Viaticum machen Kosmik- oder Spacerock. Soldat Hans bezeichnet sich als «Five-piece Downtempo Folk Doom Band». Die Bezeichnungen sind nicht gerade hilfreich, wenn man den Sound nicht kennt…
Pascal Moll: Weil die Leute Definitionen wollen, bevor sie bei Viaticum reinhören, brauchten wir einen Begriff. Unser Sound enthält viele Spacerock-Elemente, ist aber nicht klassischer Spacerock wie er zum Beispiel von Hawkwind ab den 1970er-Jahren gespielt wurde. Daneben gibt es auch Stonerrock-Elemente, allerdings nicht im klassischen Sinn wie ihn Kyuss spielen. Wenn ich gefragt werde, was für Musik Viaticum macht, sage ich Rock – wir haben zwei Gitarren, Bass und Schlagzeug.
Omar Hetata: Auch bei Soldat Hans ist es schwierig, ein klares Label aufzudrücken. «Downtempo», weil es sehr langsame Musik ist. Mit «Folk» ist eine Mischung aus Blues, Country, Folk und Gospel gemeint, respektive das Feeling. «Doom», weil wir einige Sludge/Doom-Elemente in unserem Sound haben – er verfügt über ein Spektrum von ganz leise bis zu ganz hart. Unsere Musik ist eine Spielweise: Die Songs beginnen sehr «flashig» und ziehen einen als Musiker in eine Art Trance, bis es dann zu einem musikalischen Ausbruch kommt.
Dass zwei Bands zusammen ihre neuen Alben taufen, ist eher ungewöhnlich – wie kam es dazu?

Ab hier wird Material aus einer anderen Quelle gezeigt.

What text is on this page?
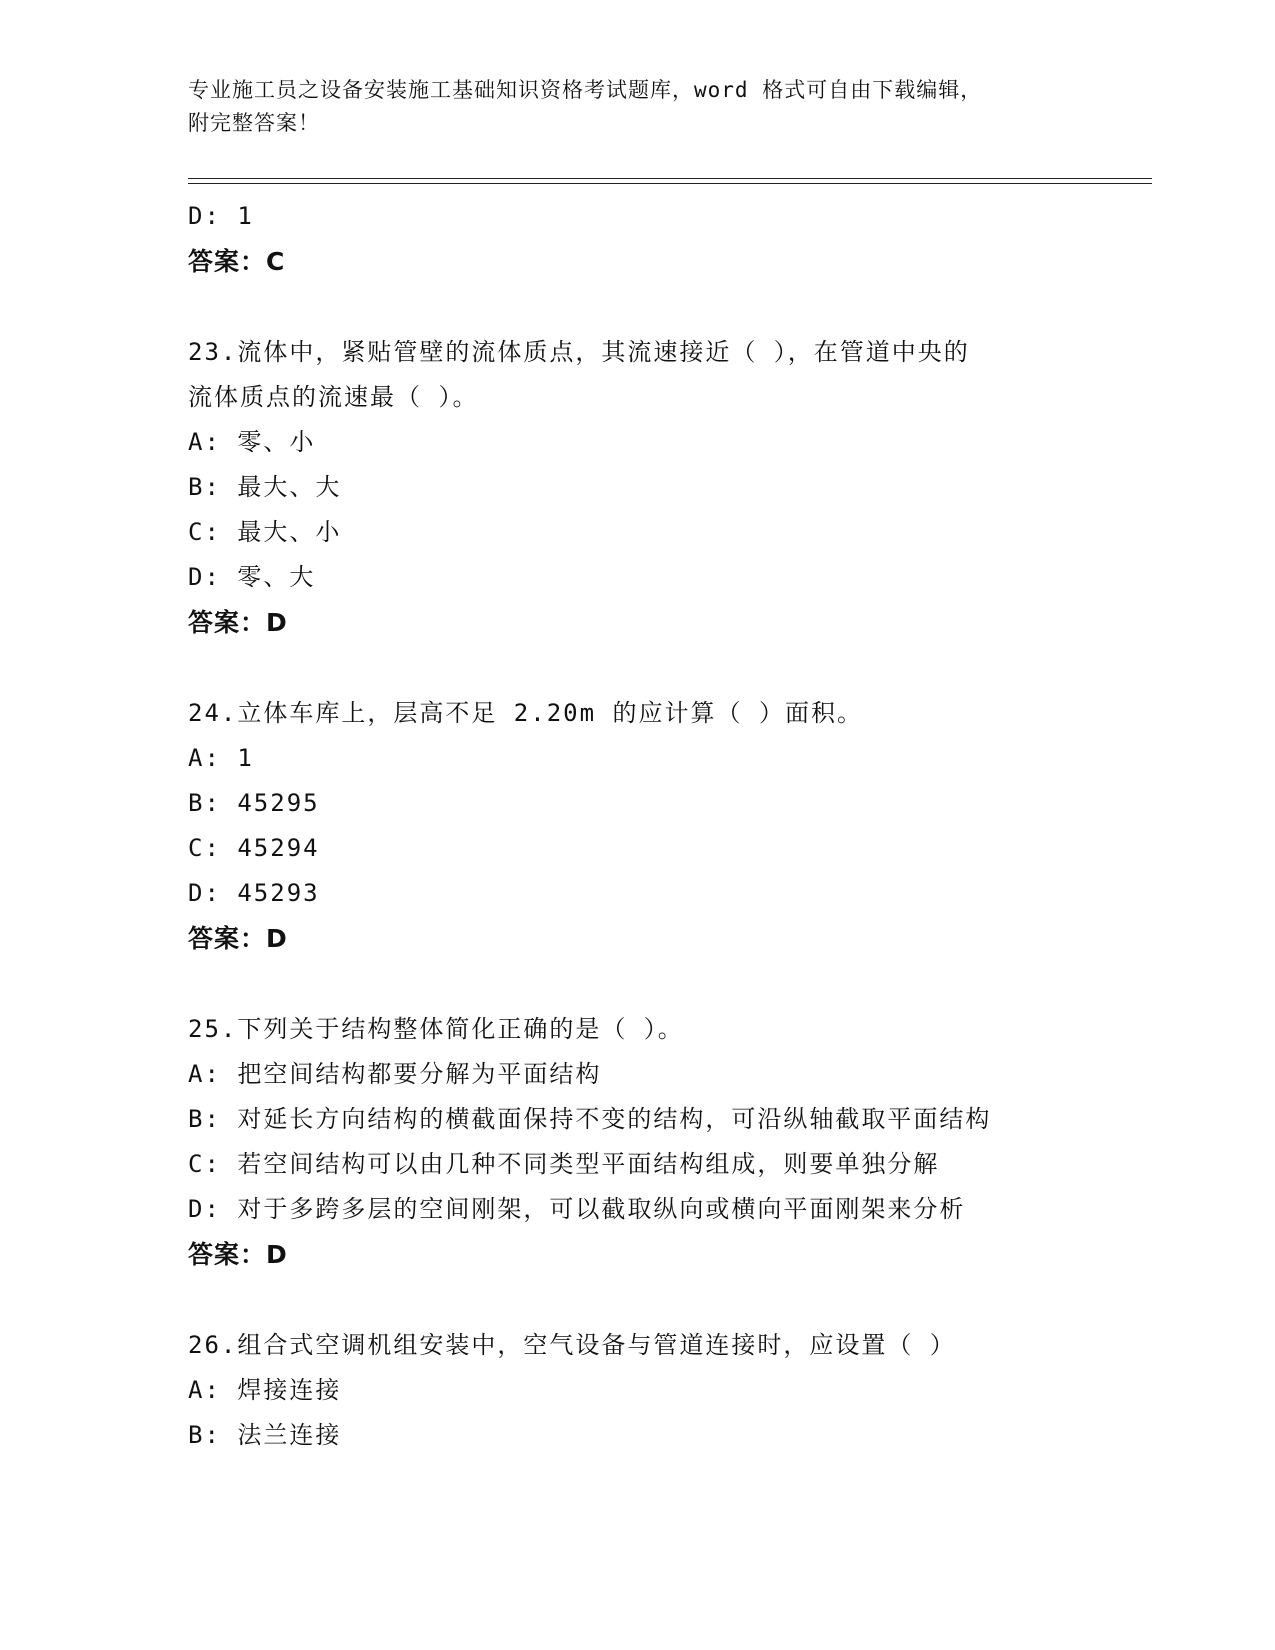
专业施工员之设备安装施工基础知识资格考试题库，word 格式可自由下载编辑，
附完整答案！
D: 1
答案：C
23.流体中，紧贴管壁的流体质点，其流速接近（ ），在管道中央的
流体质点的流速最（ ）。
A: 零、小
B: 最大、大
C: 最大、小
D: 零、大
答案：D
24.立体车库上，层高不足 2.20m 的应计算（ ）面积。
A: 1
B: 45295
C: 45294
D: 45293
答案：D
25.下列关于结构整体简化正确的是（ ）。
A: 把空间结构都要分解为平面结构
B: 对延长方向结构的横截面保持不变的结构，可沿纵轴截取平面结构
C: 若空间结构可以由几种不同类型平面结构组成，则要单独分解
D: 对于多跨多层的空间刚架，可以截取纵向或横向平面刚架来分析
答案：D
26.组合式空调机组安装中，空气设备与管道连接时，应设置（ ）
A: 焊接连接
B: 法兰连接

Omar: Wir planten zusammen eine Tour im November. Da kam auch die Idee auf.
Pascal: Und da wir alle untereinander befreundet sind und der Start der Tour im Gaswerk ist, war die Doppelplattentaufe naheliegend. Erstaunlicherweise ist es das erste Mal, dass Viaticum und Soldat Hans zusammen spielen.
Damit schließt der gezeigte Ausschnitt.